On Wed, Jul 22, 2009 at 5:44 PM, Tony Mechelynck wrote:
>
> On 22/07/09 10:53, Roald wrote:
>>
>> Thanks for the replies, but that was not exactly what I meant. The
>> example was just an example. Another example would be:
>> vim | mail -s “subject” [email protected]
>> I'm more interested in the general case. Piping is something very
>> common in unix, and I wondered if vim supported it fully.
>>
>> Kind regards, Roald
>
> AFAIK, Vim can read its input editfile on stdin (if called with a single
> dash at the end of the command-line) but it won't write its output
> editfile to stdout.
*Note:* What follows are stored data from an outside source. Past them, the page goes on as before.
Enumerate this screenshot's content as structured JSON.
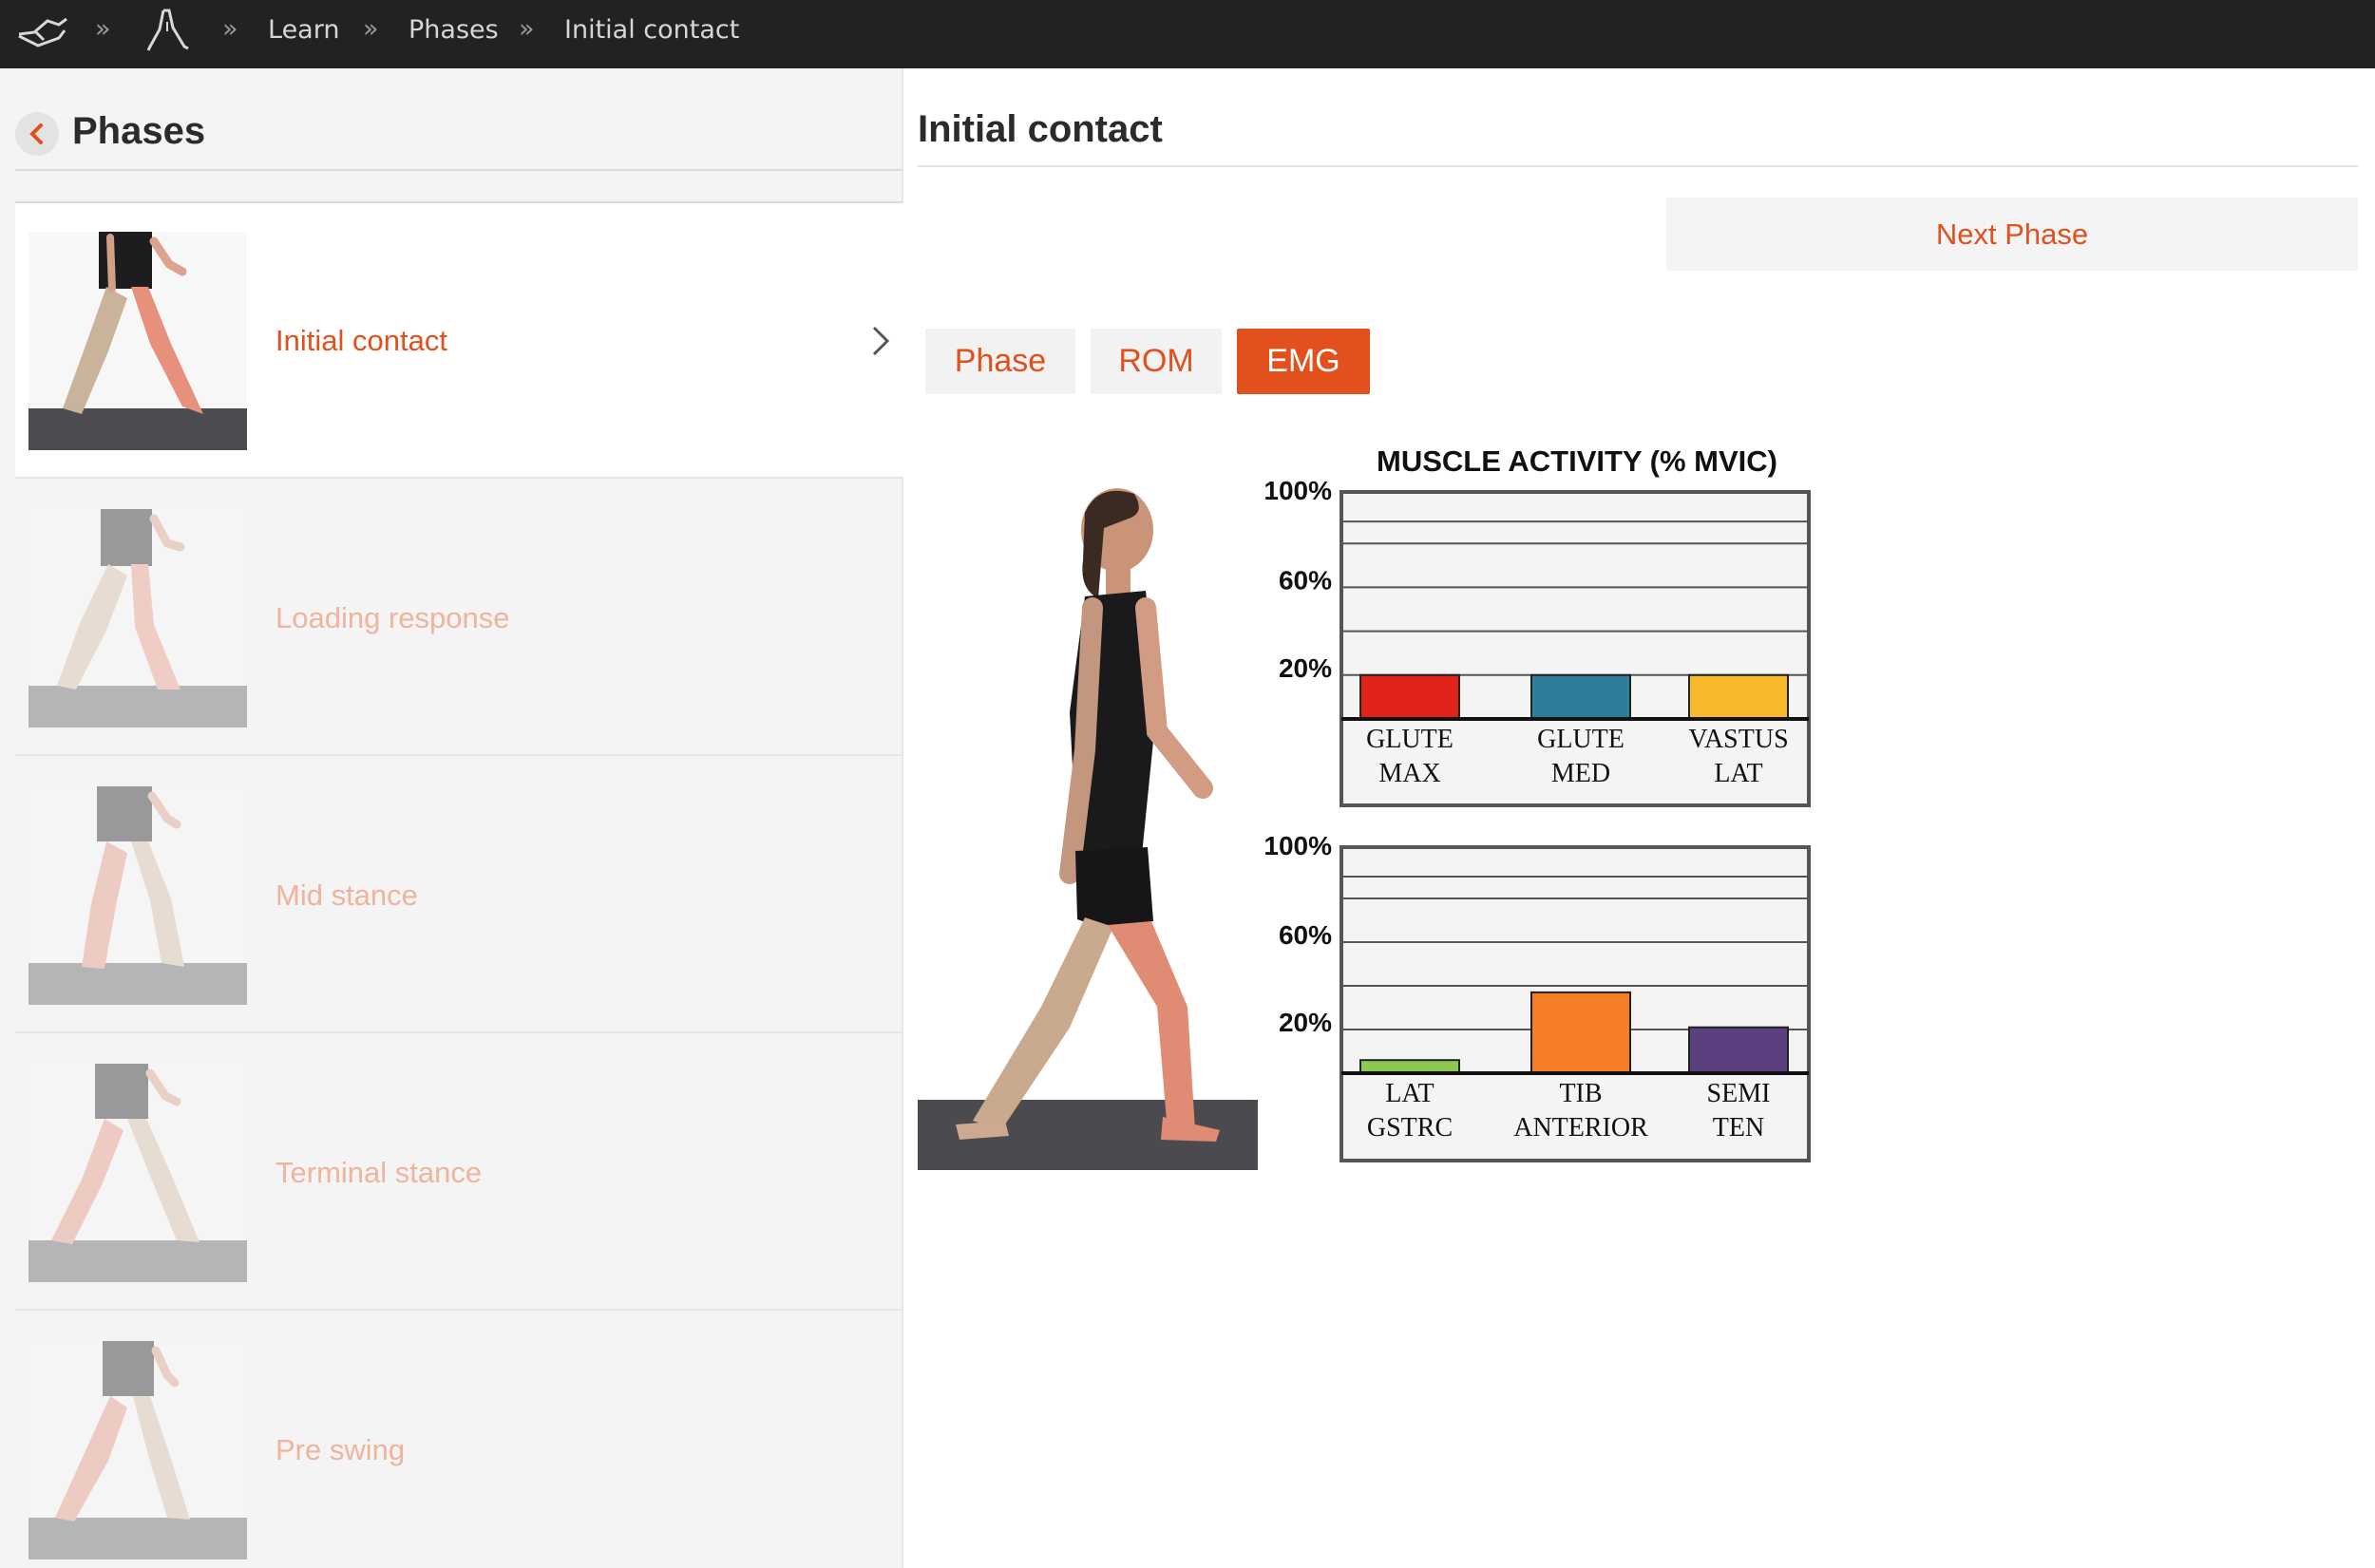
{
  "breadcrumb": {
    "separator": "»",
    "items": [
      "Learn",
      "Phases",
      "Initial contact"
    ]
  },
  "sidebar": {
    "title": "Phases",
    "items": [
      {
        "label": "Initial contact",
        "active": true
      },
      {
        "label": "Loading response",
        "active": false
      },
      {
        "label": "Mid stance",
        "active": false
      },
      {
        "label": "Terminal stance",
        "active": false
      },
      {
        "label": "Pre swing",
        "active": false
      }
    ]
  },
  "main": {
    "title": "Initial contact",
    "next_label": "Next Phase",
    "tabs": [
      {
        "label": "Phase",
        "selected": false
      },
      {
        "label": "ROM",
        "selected": false
      },
      {
        "label": "EMG",
        "selected": true
      }
    ]
  },
  "colors": {
    "accent": "#e2501d",
    "accent_faded": "#f0b49d",
    "topbar": "#222222",
    "panel": "#f4f4f4"
  },
  "chart_data": [
    {
      "type": "bar",
      "title": "MUSCLE ACTIVITY (% MVIC)",
      "categories": [
        "GLUTE MAX",
        "GLUTE MED",
        "VASTUS LAT"
      ],
      "category_lines": [
        [
          "GLUTE",
          "MAX"
        ],
        [
          "GLUTE",
          "MED"
        ],
        [
          "VASTUS",
          "LAT"
        ]
      ],
      "values": [
        20,
        20,
        20
      ],
      "colors": [
        "#e2231a",
        "#2f7e99",
        "#f8b82b"
      ],
      "yticks": [
        "100%",
        "60%",
        "20%"
      ],
      "ylim": [
        0,
        100
      ],
      "grid": true
    },
    {
      "type": "bar",
      "title": "",
      "categories": [
        "LAT GSTRC",
        "TIB ANTERIOR",
        "SEMI TEN"
      ],
      "category_lines": [
        [
          "LAT",
          "GSTRC"
        ],
        [
          "TIB",
          "ANTERIOR"
        ],
        [
          "SEMI",
          "TEN"
        ]
      ],
      "values": [
        6,
        37,
        21
      ],
      "colors": [
        "#8bc751",
        "#f47d26",
        "#5b4080"
      ],
      "yticks": [
        "100%",
        "60%",
        "20%"
      ],
      "ylim": [
        0,
        100
      ],
      "grid": true
    }
  ]
}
To feed Vim's output to a program which wants it on
> stdin, write it to some filename (e.g. using ":saveas") and feed it to
> the next program by means of input redirection:
>
> vim
> ...
> :saveas ~/foobar.txt
> :qa
> someprogram < ~/foobar.txt
Or using, eg
:w !someprogram
to run someprogram with the current buffer as its stdin started from
inside vim, so that when someprogram exits you'll be back in vim.
But, I definitely agree with others in this thread - trying to use vim
as a filter (like sed) is much more difficult than one might think;
you're almost certainly better off just using temp files.